Regulation B was created by the Federal Reserve to prohibit discrimination based on race, color, religion, national origin, sex, marital status, age, parental status, or use of public aid. Under Regulation B, lenders are prohibited from making lending decisions using any of the prohibited factors outlined in ECOA. Regulation B also requires lenders to provide written notice of all actions taken on a request for credit within 30 days of receiving an application.

Failing to implement the necessary controls under ECOA poses compliance risks. Mortgage lenders must ensure that all application correspondence avoids the collection of specific personal information about an applicant that has no bearing on an applicant's ability to repay the loan requested. This covers all activities before, during, and after a loan is offered.

 

Unfair, Deceptive, or Abusive Acts or Practices (UDAAP)

UDAAP is a newer regulation that was introduced under the Dodd-Frank Wall Street Reform Act of 2010 as a way to protect consumers from unfair, deceptive, or abusive tactics in banking. It puts lenders on the hook for any information that may be either misleading or harmful. Roughly 90% of UDAAP regulatory actions are focused on deception.
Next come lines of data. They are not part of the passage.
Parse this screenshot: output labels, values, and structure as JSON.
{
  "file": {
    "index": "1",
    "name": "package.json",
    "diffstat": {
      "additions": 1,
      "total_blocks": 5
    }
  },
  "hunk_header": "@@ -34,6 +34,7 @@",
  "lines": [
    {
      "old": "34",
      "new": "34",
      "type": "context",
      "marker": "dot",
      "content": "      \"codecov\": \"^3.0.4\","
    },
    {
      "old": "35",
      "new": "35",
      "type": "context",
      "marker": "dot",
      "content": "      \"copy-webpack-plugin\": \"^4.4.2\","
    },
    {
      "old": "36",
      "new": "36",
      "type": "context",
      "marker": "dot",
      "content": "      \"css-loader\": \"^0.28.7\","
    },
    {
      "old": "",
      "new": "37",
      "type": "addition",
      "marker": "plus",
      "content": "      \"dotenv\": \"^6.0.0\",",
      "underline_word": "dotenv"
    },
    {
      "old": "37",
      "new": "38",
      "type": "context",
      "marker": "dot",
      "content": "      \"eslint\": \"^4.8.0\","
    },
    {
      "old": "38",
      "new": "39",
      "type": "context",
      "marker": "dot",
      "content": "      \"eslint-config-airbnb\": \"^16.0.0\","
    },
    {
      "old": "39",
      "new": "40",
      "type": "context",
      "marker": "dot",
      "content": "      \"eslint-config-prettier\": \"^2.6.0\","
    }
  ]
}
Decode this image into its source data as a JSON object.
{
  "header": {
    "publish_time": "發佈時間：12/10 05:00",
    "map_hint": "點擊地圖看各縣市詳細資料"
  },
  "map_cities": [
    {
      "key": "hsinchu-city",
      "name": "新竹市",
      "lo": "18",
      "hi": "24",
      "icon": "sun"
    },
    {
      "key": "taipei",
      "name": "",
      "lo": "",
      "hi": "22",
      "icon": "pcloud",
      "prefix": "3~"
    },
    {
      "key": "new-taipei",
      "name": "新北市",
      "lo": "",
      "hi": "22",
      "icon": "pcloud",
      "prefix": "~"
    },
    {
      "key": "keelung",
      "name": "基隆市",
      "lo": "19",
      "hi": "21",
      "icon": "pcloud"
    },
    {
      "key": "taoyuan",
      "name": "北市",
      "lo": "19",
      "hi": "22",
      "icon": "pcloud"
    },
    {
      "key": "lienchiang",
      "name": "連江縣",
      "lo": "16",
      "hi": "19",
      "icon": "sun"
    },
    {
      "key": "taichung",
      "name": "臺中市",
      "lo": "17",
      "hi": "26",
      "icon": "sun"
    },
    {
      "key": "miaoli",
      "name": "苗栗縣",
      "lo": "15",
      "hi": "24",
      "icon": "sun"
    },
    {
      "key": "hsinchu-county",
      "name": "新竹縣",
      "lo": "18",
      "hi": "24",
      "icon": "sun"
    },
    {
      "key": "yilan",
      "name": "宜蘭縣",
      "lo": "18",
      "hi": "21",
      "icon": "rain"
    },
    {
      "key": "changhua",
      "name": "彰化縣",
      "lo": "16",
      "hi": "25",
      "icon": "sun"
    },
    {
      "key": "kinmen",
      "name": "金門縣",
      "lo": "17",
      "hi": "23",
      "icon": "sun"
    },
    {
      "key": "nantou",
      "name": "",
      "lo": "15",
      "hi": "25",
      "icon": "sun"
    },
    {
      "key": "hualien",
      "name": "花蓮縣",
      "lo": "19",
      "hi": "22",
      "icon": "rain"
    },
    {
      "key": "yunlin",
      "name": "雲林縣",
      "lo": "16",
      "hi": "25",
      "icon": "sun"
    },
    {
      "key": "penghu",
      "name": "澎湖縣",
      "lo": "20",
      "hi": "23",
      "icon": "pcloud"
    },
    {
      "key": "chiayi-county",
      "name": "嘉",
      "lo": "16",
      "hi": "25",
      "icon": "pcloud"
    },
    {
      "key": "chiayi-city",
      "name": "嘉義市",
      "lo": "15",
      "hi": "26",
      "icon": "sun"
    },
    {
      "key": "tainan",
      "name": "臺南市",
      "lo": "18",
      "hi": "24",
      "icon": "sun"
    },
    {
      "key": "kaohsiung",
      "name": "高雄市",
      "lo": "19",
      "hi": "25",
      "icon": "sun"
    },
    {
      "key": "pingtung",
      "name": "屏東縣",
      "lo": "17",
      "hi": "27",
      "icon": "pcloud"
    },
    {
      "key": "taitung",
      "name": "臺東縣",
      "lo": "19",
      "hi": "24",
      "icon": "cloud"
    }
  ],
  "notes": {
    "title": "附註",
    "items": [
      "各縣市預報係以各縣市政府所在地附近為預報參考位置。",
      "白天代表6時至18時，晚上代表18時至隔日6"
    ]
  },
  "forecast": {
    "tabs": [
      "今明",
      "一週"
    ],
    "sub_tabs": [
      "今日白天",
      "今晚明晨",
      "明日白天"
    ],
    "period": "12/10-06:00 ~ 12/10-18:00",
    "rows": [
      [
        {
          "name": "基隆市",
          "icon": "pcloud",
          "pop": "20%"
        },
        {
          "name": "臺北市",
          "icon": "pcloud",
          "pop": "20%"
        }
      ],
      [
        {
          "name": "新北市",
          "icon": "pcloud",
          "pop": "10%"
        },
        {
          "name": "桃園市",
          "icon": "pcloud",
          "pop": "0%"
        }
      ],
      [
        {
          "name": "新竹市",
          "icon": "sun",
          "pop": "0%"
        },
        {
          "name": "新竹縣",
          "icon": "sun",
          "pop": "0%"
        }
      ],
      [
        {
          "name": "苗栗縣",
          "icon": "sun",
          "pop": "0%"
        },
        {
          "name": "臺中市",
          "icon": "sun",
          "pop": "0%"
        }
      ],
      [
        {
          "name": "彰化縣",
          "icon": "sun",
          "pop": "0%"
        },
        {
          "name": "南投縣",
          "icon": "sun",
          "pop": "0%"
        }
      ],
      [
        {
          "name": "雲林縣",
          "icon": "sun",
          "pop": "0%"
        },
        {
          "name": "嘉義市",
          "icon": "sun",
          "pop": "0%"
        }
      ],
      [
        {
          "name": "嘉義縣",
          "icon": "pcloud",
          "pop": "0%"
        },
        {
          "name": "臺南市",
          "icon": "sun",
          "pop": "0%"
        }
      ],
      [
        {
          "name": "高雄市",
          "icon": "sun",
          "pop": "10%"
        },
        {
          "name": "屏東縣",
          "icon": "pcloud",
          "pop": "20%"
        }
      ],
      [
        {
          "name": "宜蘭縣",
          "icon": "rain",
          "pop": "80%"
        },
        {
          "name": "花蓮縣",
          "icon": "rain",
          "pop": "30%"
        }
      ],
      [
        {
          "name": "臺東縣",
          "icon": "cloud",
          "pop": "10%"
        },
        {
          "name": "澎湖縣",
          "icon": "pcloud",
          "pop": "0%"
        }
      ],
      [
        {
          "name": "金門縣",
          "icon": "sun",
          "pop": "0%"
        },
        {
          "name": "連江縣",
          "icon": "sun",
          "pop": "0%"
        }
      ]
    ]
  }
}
The challenge with UDAAP is its vagueness. The broad scope of this regulation leaves a lot open for interoperation. Picking standardized enforcement implemented through your LOS over individualized loan officer interpretation can help to reduce liability.

 

Robot automation

 

Tips for Automating Mortgage Compliance at Scale

It can feel like the entire weight of every government agency is breathing down your neck when you're a lender. Luckily, you can align all regulations into a single scaled process using automated software. Automation means that every lender in your office is working within the same set of standards. Fundmore helps mortgage firms of all sizes stay compliant to shield against both regulatory and reputational risks.

 

Final Thoughts on Building a Mortgage Compliance Checklist

Mortgage compliance is too bulky to handle on a case-by-case basis. Lenders need an automated system that catches compliance bottlenecks, lapses, and all of the other pitfalls that make lending firms liable. However, you need to balance compliance with the agenda of protecting your business against mortgage fraud. Don't spend another day fumbling through compliance without a rock-solid checklist.